Ekstraserebral venöz trombozlara benzer şekilde venöz tromboz geçici bir etyolojiye bağlı ise 3 ay süreyle; idyopatik veya protein C, S eksikliği, heterozigot Faktör V Leiden mutasyonu veya protrombin II gen mutasyonu gibi “hafif ” bir herediter trombofiliye bağlı ise 6-12 ay süreyle;  antitrombin eksikliği, homozigot Faktör V Leiden mutasyonu gibi yüksek rekürrens riski taşıyan “ağır” bir herediter trombofili veya birden fazla neden olduğundaysa uzun süreli antikoagülan tedavi verilmesi önerilmektedir. Etyolojik faktörlerin tam olarak kontrol edilemediği durumlarda veya nedeni belirlenemeyen serebral ven trombozlu olgularda daha uzun süreli bir antikoagülan tedavinin yararlılığı konusunda herhangi bir bilgi yoktur.

KAYNAKLAR

  1. Amery A, Bousser MG. Cerebral venous thrombosis.

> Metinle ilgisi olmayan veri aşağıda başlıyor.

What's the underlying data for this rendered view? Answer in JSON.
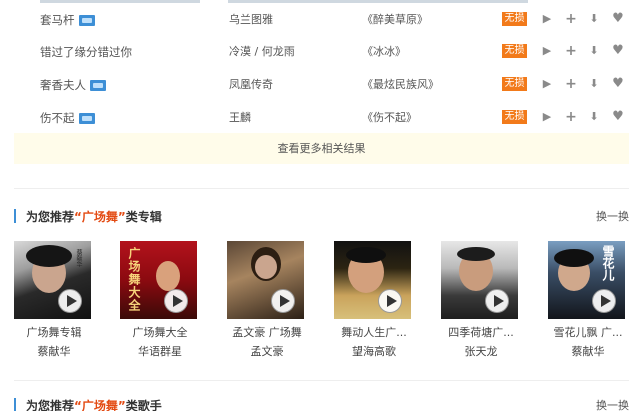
{
  "songs": [
    {
      "title": "套马杆",
      "mv": true,
      "artist": "乌兰图雅",
      "album": "《醉美草原》",
      "badge": "无损"
    },
    {
      "title": "错过了缘分错过你",
      "mv": false,
      "artist": "冷漠 / 何龙雨",
      "album": "《冰冰》",
      "badge": "无损"
    },
    {
      "title": "奢香夫人",
      "mv": true,
      "artist": "凤凰传奇",
      "album": "《最炫民族风》",
      "badge": "无损"
    },
    {
      "title": "伤不起",
      "mv": true,
      "artist": "王麟",
      "album": "《伤不起》",
      "badge": "无损"
    }
  ],
  "more_results": "查看更多相关结果",
  "album_section": {
    "prefix": "为您推荐",
    "keyword": "“广场舞”",
    "suffix": "类专辑",
    "change": "换一换"
  },
  "albums": [
    {
      "title": "广场舞专辑",
      "artist": "蔡献华"
    },
    {
      "title": "广场舞大全",
      "artist": "华语群星"
    },
    {
      "title": "孟文豪 广场舞",
      "artist": "孟文豪"
    },
    {
      "title": "舞动人生广...",
      "artist": "望海高歌"
    },
    {
      "title": "四季荷塘广...",
      "artist": "张天龙"
    },
    {
      "title": "雪花儿飘 广...",
      "artist": "蔡献华"
    }
  ],
  "album_cover_text": {
    "a1": "蔡献华",
    "a2": "广场舞大全",
    "a6": "雪花儿"
  },
  "singer_section": {
    "prefix": "为您推荐",
    "keyword": "“广场舞”",
    "suffix": "类歌手",
    "change": "换一换"
  },
  "colors": {
    "accent": "#3d8fd6",
    "lossless_badge": "#f27a1a",
    "keyword": "#e34a12",
    "more_bar_bg": "#fffcea"
  },
  "icons": {
    "play": "play-icon",
    "add": "add-icon",
    "download": "download-icon",
    "favorite": "heart-icon",
    "mv": "mv-icon"
  }
}
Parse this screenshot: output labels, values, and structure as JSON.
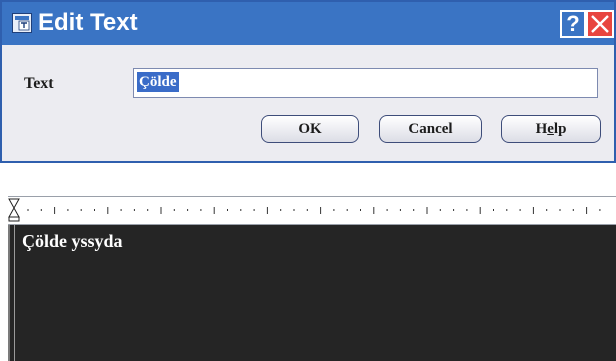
{
  "dialog": {
    "title": "Edit Text",
    "help_glyph": "?",
    "field_label": "Text",
    "field_value": "Çölde",
    "buttons": {
      "ok": "OK",
      "cancel": "Cancel",
      "help_prefix": "H",
      "help_underlined": "e",
      "help_suffix": "lp"
    }
  },
  "editor": {
    "content": "Çölde yssyda"
  },
  "icons": {
    "title": "edit-text-icon",
    "help": "question-icon",
    "close": "close-icon",
    "indent_marker": "indent-marker-icon"
  },
  "colors": {
    "titlebar": "#3a74c4",
    "close_button": "#e8453f",
    "selection": "#3a6cc8",
    "editor_background": "#252525"
  }
}
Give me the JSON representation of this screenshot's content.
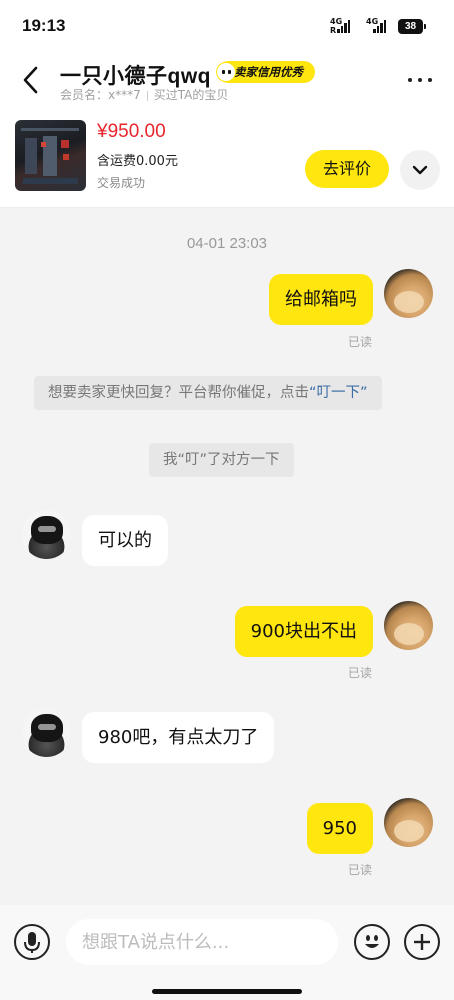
{
  "status_bar": {
    "time": "19:13",
    "signal1_label": "4G",
    "signal1_sub": "R",
    "signal2_label": "4G",
    "battery": "38"
  },
  "header": {
    "title": "一只小德子qwq",
    "badge": "卖家信用优秀",
    "member_label": "会员名：x***7",
    "bought_label": "买过TA的宝贝",
    "icons": [
      "back-arrow-icon",
      "more-dots-icon"
    ]
  },
  "product": {
    "price": "¥950.00",
    "shipping": "含运费0.00元",
    "status": "交易成功",
    "review_button": "去评价"
  },
  "chat": {
    "timestamp": "04-01 23:03",
    "messages": [
      {
        "side": "me",
        "text": "给邮箱吗",
        "read": "已读"
      },
      {
        "side": "system",
        "text_before": "想要卖家更快回复？平台帮你催促，点击",
        "link": "“叮一下”"
      },
      {
        "side": "system",
        "text": "我“叮”了对方一下"
      },
      {
        "side": "them",
        "text": "可以的"
      },
      {
        "side": "me",
        "text": "900块出不出",
        "read": "已读"
      },
      {
        "side": "them",
        "text": "980吧，有点太刀了"
      },
      {
        "side": "me",
        "text": "950",
        "read": "已读"
      }
    ]
  },
  "input_bar": {
    "placeholder": "想跟TA说点什么...",
    "icons": [
      "microphone-icon",
      "emoji-icon",
      "plus-icon"
    ]
  },
  "colors": {
    "accent": "#ffe60f",
    "price": "#e8262e",
    "link": "#3b6ea5"
  }
}
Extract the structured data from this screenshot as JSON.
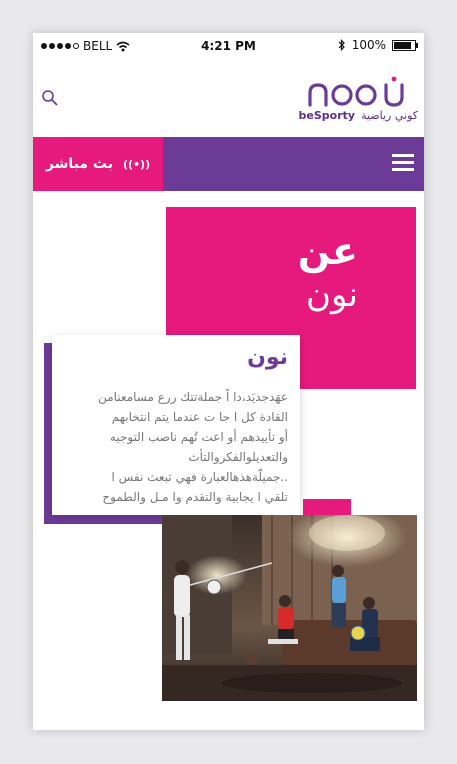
{
  "status_bar": {
    "carrier": "BELL",
    "time": "4:21 PM",
    "battery": "100%"
  },
  "header": {
    "logo_tagline_ar": "كوني رياضية",
    "logo_tagline_en": "beSporty"
  },
  "nav": {
    "live_label": "بث مباشر"
  },
  "hero": {
    "line1": "عن",
    "line2": "نون"
  },
  "card": {
    "title": "نون",
    "lines": [
      "عهَدجديَد،دا اً جملةتتك ررع مسامعنامن",
      "القادة   كل ا جا ت عندما يتم انتخابهم",
      "أو تأييدهم أو اعت تُهم  ناصب التوجيه",
      "والتعديلوالفكروالتأث",
      "..جميلّةهذهالعبارة فهي تبعث   نفس ا",
      "تلقي ا يجابية والتقدم وا مـل والطموح"
    ]
  },
  "colors": {
    "purple": "#6c3b97",
    "pink": "#e6197c"
  },
  "icons": [
    "search-icon",
    "hamburger-menu-icon",
    "live-broadcast-icon",
    "wifi-icon",
    "bluetooth-icon",
    "battery-icon"
  ]
}
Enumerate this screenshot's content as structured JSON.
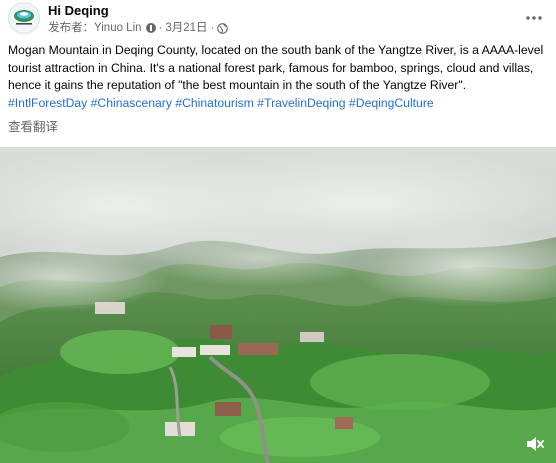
{
  "post": {
    "page_name": "Hi Deqing",
    "meta": {
      "publisher_label": "发布者：",
      "author": "Yinuo Lin",
      "date": "3月21日",
      "separator": "·",
      "audience_icon": "globe-icon",
      "info_icon": "question-icon"
    },
    "caption_text": "Mogan Mountain in Deqing County, located on the south bank of the Yangtze River, is a AAAA-level tourist attraction in China. It's a national forest park, famous for bamboo, springs, cloud and villas, hence it gains the reputation of \"the best mountain in the south of the Yangtze River\".",
    "hashtags": [
      "#IntlForestDay",
      "#Chinascenary",
      "#Chinatourism",
      "#TravelinDeqing",
      "#DeqingCulture"
    ],
    "see_translation": "查看翻译",
    "more_icon": "more-horizontal-icon",
    "video": {
      "mute_icon": "volume-muted-icon"
    },
    "colors": {
      "hashtag": "#216fdb",
      "text": "#050505",
      "secondary": "#65676b"
    }
  }
}
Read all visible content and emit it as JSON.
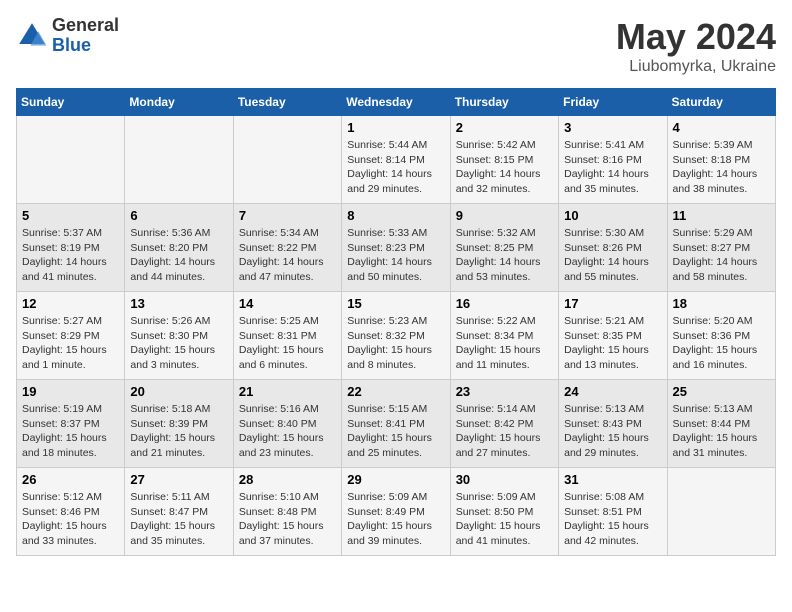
{
  "header": {
    "logo_general": "General",
    "logo_blue": "Blue",
    "title": "May 2024",
    "location": "Liubomyrka, Ukraine"
  },
  "days_of_week": [
    "Sunday",
    "Monday",
    "Tuesday",
    "Wednesday",
    "Thursday",
    "Friday",
    "Saturday"
  ],
  "weeks": [
    [
      {
        "day": "",
        "info": ""
      },
      {
        "day": "",
        "info": ""
      },
      {
        "day": "",
        "info": ""
      },
      {
        "day": "1",
        "info": "Sunrise: 5:44 AM\nSunset: 8:14 PM\nDaylight: 14 hours\nand 29 minutes."
      },
      {
        "day": "2",
        "info": "Sunrise: 5:42 AM\nSunset: 8:15 PM\nDaylight: 14 hours\nand 32 minutes."
      },
      {
        "day": "3",
        "info": "Sunrise: 5:41 AM\nSunset: 8:16 PM\nDaylight: 14 hours\nand 35 minutes."
      },
      {
        "day": "4",
        "info": "Sunrise: 5:39 AM\nSunset: 8:18 PM\nDaylight: 14 hours\nand 38 minutes."
      }
    ],
    [
      {
        "day": "5",
        "info": "Sunrise: 5:37 AM\nSunset: 8:19 PM\nDaylight: 14 hours\nand 41 minutes."
      },
      {
        "day": "6",
        "info": "Sunrise: 5:36 AM\nSunset: 8:20 PM\nDaylight: 14 hours\nand 44 minutes."
      },
      {
        "day": "7",
        "info": "Sunrise: 5:34 AM\nSunset: 8:22 PM\nDaylight: 14 hours\nand 47 minutes."
      },
      {
        "day": "8",
        "info": "Sunrise: 5:33 AM\nSunset: 8:23 PM\nDaylight: 14 hours\nand 50 minutes."
      },
      {
        "day": "9",
        "info": "Sunrise: 5:32 AM\nSunset: 8:25 PM\nDaylight: 14 hours\nand 53 minutes."
      },
      {
        "day": "10",
        "info": "Sunrise: 5:30 AM\nSunset: 8:26 PM\nDaylight: 14 hours\nand 55 minutes."
      },
      {
        "day": "11",
        "info": "Sunrise: 5:29 AM\nSunset: 8:27 PM\nDaylight: 14 hours\nand 58 minutes."
      }
    ],
    [
      {
        "day": "12",
        "info": "Sunrise: 5:27 AM\nSunset: 8:29 PM\nDaylight: 15 hours\nand 1 minute."
      },
      {
        "day": "13",
        "info": "Sunrise: 5:26 AM\nSunset: 8:30 PM\nDaylight: 15 hours\nand 3 minutes."
      },
      {
        "day": "14",
        "info": "Sunrise: 5:25 AM\nSunset: 8:31 PM\nDaylight: 15 hours\nand 6 minutes."
      },
      {
        "day": "15",
        "info": "Sunrise: 5:23 AM\nSunset: 8:32 PM\nDaylight: 15 hours\nand 8 minutes."
      },
      {
        "day": "16",
        "info": "Sunrise: 5:22 AM\nSunset: 8:34 PM\nDaylight: 15 hours\nand 11 minutes."
      },
      {
        "day": "17",
        "info": "Sunrise: 5:21 AM\nSunset: 8:35 PM\nDaylight: 15 hours\nand 13 minutes."
      },
      {
        "day": "18",
        "info": "Sunrise: 5:20 AM\nSunset: 8:36 PM\nDaylight: 15 hours\nand 16 minutes."
      }
    ],
    [
      {
        "day": "19",
        "info": "Sunrise: 5:19 AM\nSunset: 8:37 PM\nDaylight: 15 hours\nand 18 minutes."
      },
      {
        "day": "20",
        "info": "Sunrise: 5:18 AM\nSunset: 8:39 PM\nDaylight: 15 hours\nand 21 minutes."
      },
      {
        "day": "21",
        "info": "Sunrise: 5:16 AM\nSunset: 8:40 PM\nDaylight: 15 hours\nand 23 minutes."
      },
      {
        "day": "22",
        "info": "Sunrise: 5:15 AM\nSunset: 8:41 PM\nDaylight: 15 hours\nand 25 minutes."
      },
      {
        "day": "23",
        "info": "Sunrise: 5:14 AM\nSunset: 8:42 PM\nDaylight: 15 hours\nand 27 minutes."
      },
      {
        "day": "24",
        "info": "Sunrise: 5:13 AM\nSunset: 8:43 PM\nDaylight: 15 hours\nand 29 minutes."
      },
      {
        "day": "25",
        "info": "Sunrise: 5:13 AM\nSunset: 8:44 PM\nDaylight: 15 hours\nand 31 minutes."
      }
    ],
    [
      {
        "day": "26",
        "info": "Sunrise: 5:12 AM\nSunset: 8:46 PM\nDaylight: 15 hours\nand 33 minutes."
      },
      {
        "day": "27",
        "info": "Sunrise: 5:11 AM\nSunset: 8:47 PM\nDaylight: 15 hours\nand 35 minutes."
      },
      {
        "day": "28",
        "info": "Sunrise: 5:10 AM\nSunset: 8:48 PM\nDaylight: 15 hours\nand 37 minutes."
      },
      {
        "day": "29",
        "info": "Sunrise: 5:09 AM\nSunset: 8:49 PM\nDaylight: 15 hours\nand 39 minutes."
      },
      {
        "day": "30",
        "info": "Sunrise: 5:09 AM\nSunset: 8:50 PM\nDaylight: 15 hours\nand 41 minutes."
      },
      {
        "day": "31",
        "info": "Sunrise: 5:08 AM\nSunset: 8:51 PM\nDaylight: 15 hours\nand 42 minutes."
      },
      {
        "day": "",
        "info": ""
      }
    ]
  ]
}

Neurologic Clinics, 1992; 10: 87-111
  2. Avşar N, Aktan S. Serebral venöz tromboz. İçinde: Balkan S (Editör): Serebrovasküler Hastalıklar. “Modern Tıp Seminerleri” dizisi. Güneş Kitapevi Ldt Şti, 2001.
  3. Barnett HJM, Mohr JP, Stein BM, Yatsu FM. Stroke: Pathophysiology, Diagnosis, and Management. 3. Baskı, New York, Churchill Livingstone, 1998.
  4. Bousser MG. Cerebral venous thrombosis. Nothing, heparin, or local thrombolysis? Stroke 1999; 30:481-483
  5. Dentali F, Gianni M, Crowther MA, Ageno W. Natural history of cerebral vein thrombosis: a systematic review. Blood 2006; 108:1129-1134
  6. Ehtisham A, Stern BJ. Cerebral venous thrombosis. The Neurologist 2006; 12:32-38
  7. Einhaupl K,. Bousser MG, de Bruijn SFTM, Ferro JM, Martinelli I, Masuhr F, Stam J. EFNS guideline on the treatment of cerebral venous and sinus thrombosis. European Journal of Neurology 2006, 13: 553–559
  8. Warlow CP, Dennis MS, van Gijn J, Hankey GJ, Sandercock PAG, Bamford JM, Wardlaw JM. Stroke: Practical Guide to Management. 2. Baskı, Oxford, Blackwell Science Ltd, 2001.